When your recipient does not have a Databricks workspace, they can use Python, Java, Power BI, Pandas, Apache Spark to access the tables. This does not require you to create any Databricks clusters for them to use.
What can you include in a “share”?
Tables, Views, Notebooks, ML Models — All in Public Preview as of June 2024. If a recipient should only see aggregated data based on selective rows and columns, you can use views to easily manage the granularity of the data you share. Sharing notebooks allow you to communicate with data recipients on how to query the data, call the model and much more.
Views can be shared cross-platform, in private preview as of June 2024, to any recipients, regardless of which cloud, region, or platform they use.
Materialised Views and Streaming Tables — All in private preview as of June 2024, can now be easily shared with recipients, without the need to create and maintain any additional copies or DLT pipelines.
Governance
All access control on your data assets are managed via Unity Catalog. you can easily check who has what level of access to what data as of today. This helps data admins to keep track of data access in an elegant way.
You can also secure your data shares via network IP whitelist.
Costs
Merely sharing Data with external recipients itself does not cost anything for a data provider. External recipients with a Databricks workspace will spin up and pay for their own clusters when querying the data.

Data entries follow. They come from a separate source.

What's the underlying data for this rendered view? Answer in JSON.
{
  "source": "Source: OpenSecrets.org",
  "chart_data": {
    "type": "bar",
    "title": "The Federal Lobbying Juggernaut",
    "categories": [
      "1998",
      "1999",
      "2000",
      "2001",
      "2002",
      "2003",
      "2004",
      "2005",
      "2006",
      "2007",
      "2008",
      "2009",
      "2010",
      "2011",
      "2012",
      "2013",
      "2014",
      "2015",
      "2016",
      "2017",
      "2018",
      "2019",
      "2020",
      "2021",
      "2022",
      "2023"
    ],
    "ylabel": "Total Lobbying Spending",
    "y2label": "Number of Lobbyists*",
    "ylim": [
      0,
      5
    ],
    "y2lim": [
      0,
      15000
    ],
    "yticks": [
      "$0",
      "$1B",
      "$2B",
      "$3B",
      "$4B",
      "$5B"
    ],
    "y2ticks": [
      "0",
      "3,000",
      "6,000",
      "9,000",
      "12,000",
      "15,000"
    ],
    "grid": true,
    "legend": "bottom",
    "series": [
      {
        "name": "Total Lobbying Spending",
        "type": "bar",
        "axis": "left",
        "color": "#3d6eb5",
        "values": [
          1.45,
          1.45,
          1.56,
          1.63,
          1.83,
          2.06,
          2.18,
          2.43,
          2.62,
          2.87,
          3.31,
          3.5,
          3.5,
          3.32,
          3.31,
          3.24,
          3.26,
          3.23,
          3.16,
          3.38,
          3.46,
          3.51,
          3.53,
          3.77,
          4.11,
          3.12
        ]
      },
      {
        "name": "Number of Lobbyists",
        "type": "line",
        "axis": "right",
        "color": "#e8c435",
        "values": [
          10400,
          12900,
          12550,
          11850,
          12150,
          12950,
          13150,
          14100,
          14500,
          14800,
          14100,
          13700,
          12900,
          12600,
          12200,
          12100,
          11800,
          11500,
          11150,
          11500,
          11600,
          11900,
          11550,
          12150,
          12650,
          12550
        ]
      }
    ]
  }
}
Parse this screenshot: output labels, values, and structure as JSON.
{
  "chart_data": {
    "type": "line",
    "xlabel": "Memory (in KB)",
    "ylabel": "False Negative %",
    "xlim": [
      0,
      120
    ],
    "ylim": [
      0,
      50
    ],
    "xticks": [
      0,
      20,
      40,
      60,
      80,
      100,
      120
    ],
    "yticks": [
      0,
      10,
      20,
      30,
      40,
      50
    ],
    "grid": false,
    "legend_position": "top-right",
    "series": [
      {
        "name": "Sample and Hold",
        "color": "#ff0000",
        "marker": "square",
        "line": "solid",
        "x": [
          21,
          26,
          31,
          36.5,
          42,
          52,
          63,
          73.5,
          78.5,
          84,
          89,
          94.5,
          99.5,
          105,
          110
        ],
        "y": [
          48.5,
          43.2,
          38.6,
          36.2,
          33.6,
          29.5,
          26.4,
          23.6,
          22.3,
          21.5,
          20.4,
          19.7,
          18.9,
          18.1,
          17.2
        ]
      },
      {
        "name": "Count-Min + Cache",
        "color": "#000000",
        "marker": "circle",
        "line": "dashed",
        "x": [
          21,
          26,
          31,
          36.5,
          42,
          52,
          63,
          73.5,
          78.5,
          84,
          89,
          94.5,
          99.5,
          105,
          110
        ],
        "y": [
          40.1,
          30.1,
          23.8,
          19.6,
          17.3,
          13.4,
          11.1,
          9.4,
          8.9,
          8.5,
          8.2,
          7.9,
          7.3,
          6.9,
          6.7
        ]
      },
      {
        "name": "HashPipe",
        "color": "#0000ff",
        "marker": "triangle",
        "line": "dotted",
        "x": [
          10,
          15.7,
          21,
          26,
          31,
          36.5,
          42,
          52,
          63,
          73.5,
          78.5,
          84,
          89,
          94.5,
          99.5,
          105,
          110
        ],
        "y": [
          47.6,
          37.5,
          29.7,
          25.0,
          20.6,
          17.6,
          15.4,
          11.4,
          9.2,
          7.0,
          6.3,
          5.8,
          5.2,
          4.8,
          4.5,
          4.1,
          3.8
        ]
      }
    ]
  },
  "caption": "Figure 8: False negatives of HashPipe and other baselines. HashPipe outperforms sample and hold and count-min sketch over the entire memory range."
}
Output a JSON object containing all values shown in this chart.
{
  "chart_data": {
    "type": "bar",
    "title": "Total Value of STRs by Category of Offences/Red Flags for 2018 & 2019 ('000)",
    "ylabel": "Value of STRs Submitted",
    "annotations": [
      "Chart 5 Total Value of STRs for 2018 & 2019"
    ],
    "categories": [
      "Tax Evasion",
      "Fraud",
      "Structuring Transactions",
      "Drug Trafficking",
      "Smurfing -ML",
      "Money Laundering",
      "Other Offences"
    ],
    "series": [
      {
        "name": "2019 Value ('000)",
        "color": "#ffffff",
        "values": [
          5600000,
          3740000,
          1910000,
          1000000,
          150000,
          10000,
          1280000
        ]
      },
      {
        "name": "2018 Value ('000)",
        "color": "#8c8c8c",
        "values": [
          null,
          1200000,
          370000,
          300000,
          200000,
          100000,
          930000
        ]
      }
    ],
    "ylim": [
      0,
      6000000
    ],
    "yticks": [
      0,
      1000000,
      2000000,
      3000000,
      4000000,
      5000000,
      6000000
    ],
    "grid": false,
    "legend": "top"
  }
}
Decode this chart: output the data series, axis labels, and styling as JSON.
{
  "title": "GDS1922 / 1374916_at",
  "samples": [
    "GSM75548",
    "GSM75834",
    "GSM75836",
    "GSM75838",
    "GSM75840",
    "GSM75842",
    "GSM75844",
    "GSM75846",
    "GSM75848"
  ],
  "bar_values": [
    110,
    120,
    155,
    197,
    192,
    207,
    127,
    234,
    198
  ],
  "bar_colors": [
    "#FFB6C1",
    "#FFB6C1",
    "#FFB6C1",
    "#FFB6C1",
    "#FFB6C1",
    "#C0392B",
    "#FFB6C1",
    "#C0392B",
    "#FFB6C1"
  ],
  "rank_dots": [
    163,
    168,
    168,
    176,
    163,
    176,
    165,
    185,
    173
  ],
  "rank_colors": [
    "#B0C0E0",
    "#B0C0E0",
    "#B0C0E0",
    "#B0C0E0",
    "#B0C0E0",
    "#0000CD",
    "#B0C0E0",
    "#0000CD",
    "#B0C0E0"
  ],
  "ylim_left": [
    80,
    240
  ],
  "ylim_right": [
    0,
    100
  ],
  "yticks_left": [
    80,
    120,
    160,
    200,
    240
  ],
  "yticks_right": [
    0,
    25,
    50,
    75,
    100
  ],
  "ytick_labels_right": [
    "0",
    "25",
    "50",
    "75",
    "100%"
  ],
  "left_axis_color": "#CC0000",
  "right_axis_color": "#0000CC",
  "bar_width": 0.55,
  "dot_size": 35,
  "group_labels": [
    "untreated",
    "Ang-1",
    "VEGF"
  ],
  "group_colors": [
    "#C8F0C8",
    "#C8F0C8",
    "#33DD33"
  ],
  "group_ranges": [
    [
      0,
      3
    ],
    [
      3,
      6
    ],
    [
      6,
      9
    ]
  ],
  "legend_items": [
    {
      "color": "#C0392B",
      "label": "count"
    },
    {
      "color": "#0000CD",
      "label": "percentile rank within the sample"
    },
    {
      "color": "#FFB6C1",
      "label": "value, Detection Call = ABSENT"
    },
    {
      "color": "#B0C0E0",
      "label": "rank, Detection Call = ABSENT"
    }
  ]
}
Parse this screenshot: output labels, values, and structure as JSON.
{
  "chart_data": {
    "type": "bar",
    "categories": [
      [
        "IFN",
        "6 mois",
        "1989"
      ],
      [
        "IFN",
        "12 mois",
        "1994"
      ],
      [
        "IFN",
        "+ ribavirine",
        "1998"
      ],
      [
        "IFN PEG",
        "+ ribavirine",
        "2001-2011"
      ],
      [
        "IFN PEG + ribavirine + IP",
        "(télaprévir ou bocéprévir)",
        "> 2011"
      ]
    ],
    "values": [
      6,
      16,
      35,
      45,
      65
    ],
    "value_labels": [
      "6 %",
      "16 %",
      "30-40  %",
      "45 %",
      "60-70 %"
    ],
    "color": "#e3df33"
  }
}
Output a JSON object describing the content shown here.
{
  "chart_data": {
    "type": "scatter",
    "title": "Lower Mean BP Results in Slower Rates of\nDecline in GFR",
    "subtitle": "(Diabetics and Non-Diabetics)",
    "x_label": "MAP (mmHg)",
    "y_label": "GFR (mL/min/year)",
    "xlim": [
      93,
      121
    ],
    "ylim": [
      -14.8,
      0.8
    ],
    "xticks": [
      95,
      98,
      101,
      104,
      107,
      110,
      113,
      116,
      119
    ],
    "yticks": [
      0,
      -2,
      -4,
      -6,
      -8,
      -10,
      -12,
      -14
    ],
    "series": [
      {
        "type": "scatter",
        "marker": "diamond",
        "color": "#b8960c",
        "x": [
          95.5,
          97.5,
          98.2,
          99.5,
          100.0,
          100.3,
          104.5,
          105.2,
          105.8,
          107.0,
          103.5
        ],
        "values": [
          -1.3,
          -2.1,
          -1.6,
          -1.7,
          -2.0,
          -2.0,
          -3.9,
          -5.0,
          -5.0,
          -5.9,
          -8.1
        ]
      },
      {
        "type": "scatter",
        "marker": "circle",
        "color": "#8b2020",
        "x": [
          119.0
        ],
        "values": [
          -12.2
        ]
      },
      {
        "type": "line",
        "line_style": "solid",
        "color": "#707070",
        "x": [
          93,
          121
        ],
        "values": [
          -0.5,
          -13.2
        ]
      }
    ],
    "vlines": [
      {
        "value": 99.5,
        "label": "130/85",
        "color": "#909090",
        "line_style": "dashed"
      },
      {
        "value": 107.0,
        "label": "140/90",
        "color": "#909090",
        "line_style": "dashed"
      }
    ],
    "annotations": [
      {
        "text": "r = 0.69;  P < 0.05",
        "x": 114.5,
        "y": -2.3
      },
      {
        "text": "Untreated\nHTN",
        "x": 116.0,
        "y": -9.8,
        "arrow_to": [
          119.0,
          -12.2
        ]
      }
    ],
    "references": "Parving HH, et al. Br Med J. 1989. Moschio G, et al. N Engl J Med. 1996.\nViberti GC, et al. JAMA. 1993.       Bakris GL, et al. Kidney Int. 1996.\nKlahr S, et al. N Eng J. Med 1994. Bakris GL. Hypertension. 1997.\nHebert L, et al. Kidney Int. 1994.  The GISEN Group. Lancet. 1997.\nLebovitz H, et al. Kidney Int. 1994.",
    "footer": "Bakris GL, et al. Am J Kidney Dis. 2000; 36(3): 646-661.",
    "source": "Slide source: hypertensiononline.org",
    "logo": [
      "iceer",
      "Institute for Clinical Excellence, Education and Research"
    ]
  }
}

External recipients without a Databricks workspace simply uses the compute power on their “location machine” to access the data via Delta protocols. HOWEVER, every directory and file read request made to your shared data files and tables, your cloud provider (Azure, AWS, GCP) charges you the standard storage read rate. So make sure you optimise your shared tables for read performance before sharing your data.
Final Notes
Data clean room is such a simple yet powerful concept. Organising data recipients and selective data assets in a clean room to prevent cross contamination, without physically copying data, with independent compute usage and billing, and all of these are built on open source technology meaning non-Databricks users can benefit from Delta sharing. What a wonderful world we are living in, with the advance of technology.